Jacques De Decker

« L’écrit d’un rescapé de Charlie Hebdo, « Le Lambeau » est un récit inclassable »

Il arrive, dans la marée des livres, que l’un d’entre eux se dresse, et s’impose d’emblée tel un phare, une adresse d’un homme à ses semblables d’une intensité inouïe. Il y a très peu d’ouvrages de cette dimension, ils sont le fruit d’un parfait alliage de l’artistique et de l’existentiel.

La Lettre au père de Kafka en est un exemple, ou Face aux ténèbres de Styron ou Le Métier de vivre de Cesare Pavese, à ceci près que dans ce cas-ci, nous sommes immédiatement concernés. Nous savons tous de quoi il est question, puisqu’il s’agit d’un événement culturel essentiel de notre époque, à savoir l’attentat fomenté aux cris de  » Allah Akbar  » au coeur même de la rédaction de Charlie Hebdo, le 7 janvier 2015.

Notre siècle a été inauguré le 11 septembre de sa première année à Manhattan, et stigmatisé durablement quatorze ans plus tard dans le minuscule local de la rédaction de ce magazine satirique où se réunissaient, ce matin-là, quelques artistes et intellectuels français de première force et de grande notoriété. La preuve : une semaine plus tard, des centaines de milliers de marcheurs, menés par quelques chefs d’Etat, arpentaient le boulevard parisien mais aussi d’autres artères dans le monde pour donner libre cours à leur indignation.

Parmi les victimes de cet assassinat collectif, il y en avait un qui eut le bon réflexe de  » faire le mort « . Il voyait d’un oeil la cervelle de Bernard Maris, économiste hors pair, débordant du crâne de son camarade suite aux tirs de kalachnikov, sans savoir encore que tout le bas de son propre visage lui avait été arraché. En deux minutes, le carnage était consommé. Le garde du corps des journalistes y avait aussi laissé sa vie.
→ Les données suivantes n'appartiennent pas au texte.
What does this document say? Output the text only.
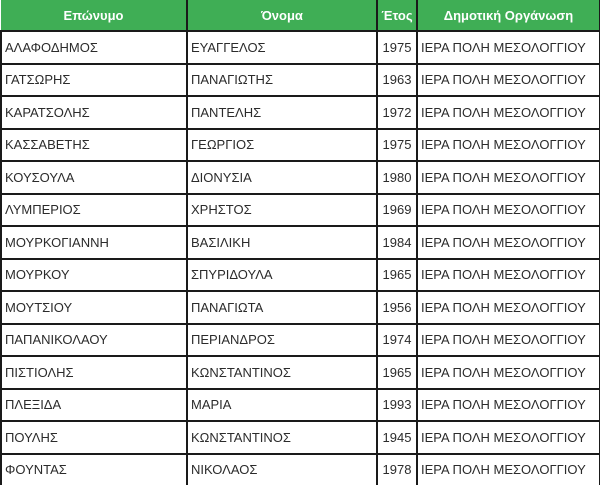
Επώνυμο	Όνομα	Έτος	Δημοτική Οργάνωση
ΑΛΑΦΟΔΗΜΟΣ	ΕΥΑΓΓΕΛΟΣ	1975	ΙΕΡΑ ΠΟΛΗ ΜΕΣΟΛΟΓΓΙΟΥ
ΓΑΤΣΩΡΗΣ	ΠΑΝΑΓΙΩΤΗΣ	1963	ΙΕΡΑ ΠΟΛΗ ΜΕΣΟΛΟΓΓΙΟΥ
ΚΑΡΑΤΣΟΛΗΣ	ΠΑΝΤΕΛΗΣ	1972	ΙΕΡΑ ΠΟΛΗ ΜΕΣΟΛΟΓΓΙΟΥ
ΚΑΣΣΑΒΕΤΗΣ	ΓΕΩΡΓΙΟΣ	1975	ΙΕΡΑ ΠΟΛΗ ΜΕΣΟΛΟΓΓΙΟΥ
ΚΟΥΣΟΥΛΑ	ΔΙΟΝΥΣΙΑ	1980	ΙΕΡΑ ΠΟΛΗ ΜΕΣΟΛΟΓΓΙΟΥ
ΛΥΜΠΕΡΙΟΣ	ΧΡΗΣΤΟΣ	1969	ΙΕΡΑ ΠΟΛΗ ΜΕΣΟΛΟΓΓΙΟΥ
ΜΟΥΡΚΟΓΙΑΝΝΗ	ΒΑΣΙΛΙΚΗ	1984	ΙΕΡΑ ΠΟΛΗ ΜΕΣΟΛΟΓΓΙΟΥ
ΜΟΥΡΚΟΥ	ΣΠΥΡΙΔΟΥΛΑ	1965	ΙΕΡΑ ΠΟΛΗ ΜΕΣΟΛΟΓΓΙΟΥ
ΜΟΥΤΣΙΟΥ	ΠΑΝΑΓΙΩΤΑ	1956	ΙΕΡΑ ΠΟΛΗ ΜΕΣΟΛΟΓΓΙΟΥ
ΠΑΠΑΝΙΚΟΛΑΟΥ	ΠΕΡΙΑΝΔΡΟΣ	1974	ΙΕΡΑ ΠΟΛΗ ΜΕΣΟΛΟΓΓΙΟΥ
ΠΙΣΤΙΟΛΗΣ	ΚΩΝΣΤΑΝΤΙΝΟΣ	1965	ΙΕΡΑ ΠΟΛΗ ΜΕΣΟΛΟΓΓΙΟΥ
ΠΛΕΞΙΔΑ	ΜΑΡΙΑ	1993	ΙΕΡΑ ΠΟΛΗ ΜΕΣΟΛΟΓΓΙΟΥ
ΠΟΥΛΗΣ	ΚΩΝΣΤΑΝΤΙΝΟΣ	1945	ΙΕΡΑ ΠΟΛΗ ΜΕΣΟΛΟΓΓΙΟΥ
ΦΟΥΝΤΑΣ	ΝΙΚΟΛΑΟΣ	1978	ΙΕΡΑ ΠΟΛΗ ΜΕΣΟΛΟΓΓΙΟΥ
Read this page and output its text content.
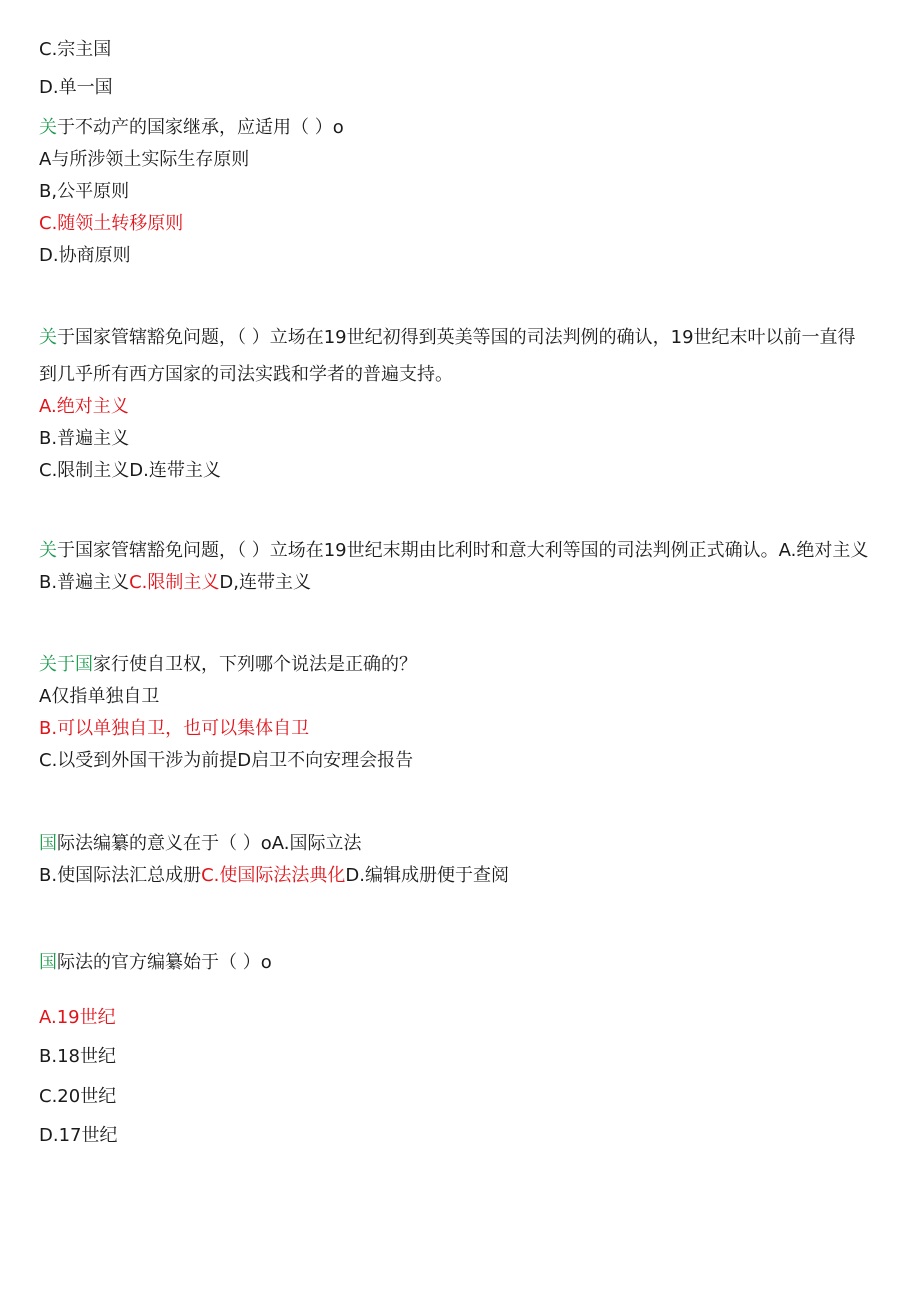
C.宗主国
D.单一国
关于不动产的国家继承，应适用（ ）o
A与所涉领土实际生存原则
B,公平原则
C.随领土转移原则
D.协商原则
关于国家管辖豁免问题，（ ）立场在19世纪初得到英美等国的司法判例的确认，19世纪末叶以前一直得
到几乎所有西方国家的司法实践和学者的普遍支持。
A.绝对主义
B.普遍主义
C.限制主义D.连带主义
关于国家管辖豁免问题，（ ）立场在19世纪末期由比利时和意大利等国的司法判例正式确认。A.绝对主义
B.普遍主义C.限制主义D,连带主义
关于国家行使自卫权，下列哪个说法是正确的？
A仅指单独自卫
B.可以单独自卫，也可以集体自卫
C.以受到外国干涉为前提D启卫不向安理会报告
国际法编纂的意义在于（ ）oA.国际立法
B.使国际法汇总成册C.使国际法法典化D.编辑成册便于查阅
国际法的官方编纂始于（ ）o
A.19世纪
B.18世纪
C.20世纪
D.17世纪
Une grande oeuvre littéraire inclassable, à la fois romanesque, méditative, poétique, philosophique de très haut vol

Suivrait alors, pour Philippe Lançon, un martyre de dix-sept opérations, sous protection rapprochée de deux agents de sécurité, et mené par un corps médical exemplaire, sous la direction de Chloé, médecin chef qui entre par son ouvrage dans la légende de la profession médicale. C’est cette reconstitution-là que nous raconte Le Lambeau, sur plus de cinq cents pages qui font une grande oeuvre littéraire inclassable, à la fois romanesque, méditative, poétique, philosophique de très haut vol. Lançon est pétri de littérature, mais au meilleur sens du terme. Son élégance, sa simplicité, son humour, son immense et modeste courage, établissent avec le lecteur une relation de fraternité rarement atteinte. En d’autres termes, on est aux antipodes de la  » littérature du moi  » à la Madame Angot. On ne les verra jamais ensemble à la veillée de Ruquier : il a d’ailleurs intérêt à continuer de se coucher de bonne heure…

Devant un tel accomplissement, ceux qui croient encore à la littérature ne peuvent que pousser un grand soupir de soulagement : seule l’écriture, pratiquée avec autant d’exigence que d’hospitalité, peut affronter les grandes questions de nos temps angoissants. Ce livre sera bientôt entre toutes les mains, et ce sera justice, parce que ce Lambeau rayonne comme un flambeau.

Le Lambeau, par Philippe Lançon, Gallimard, 510 p.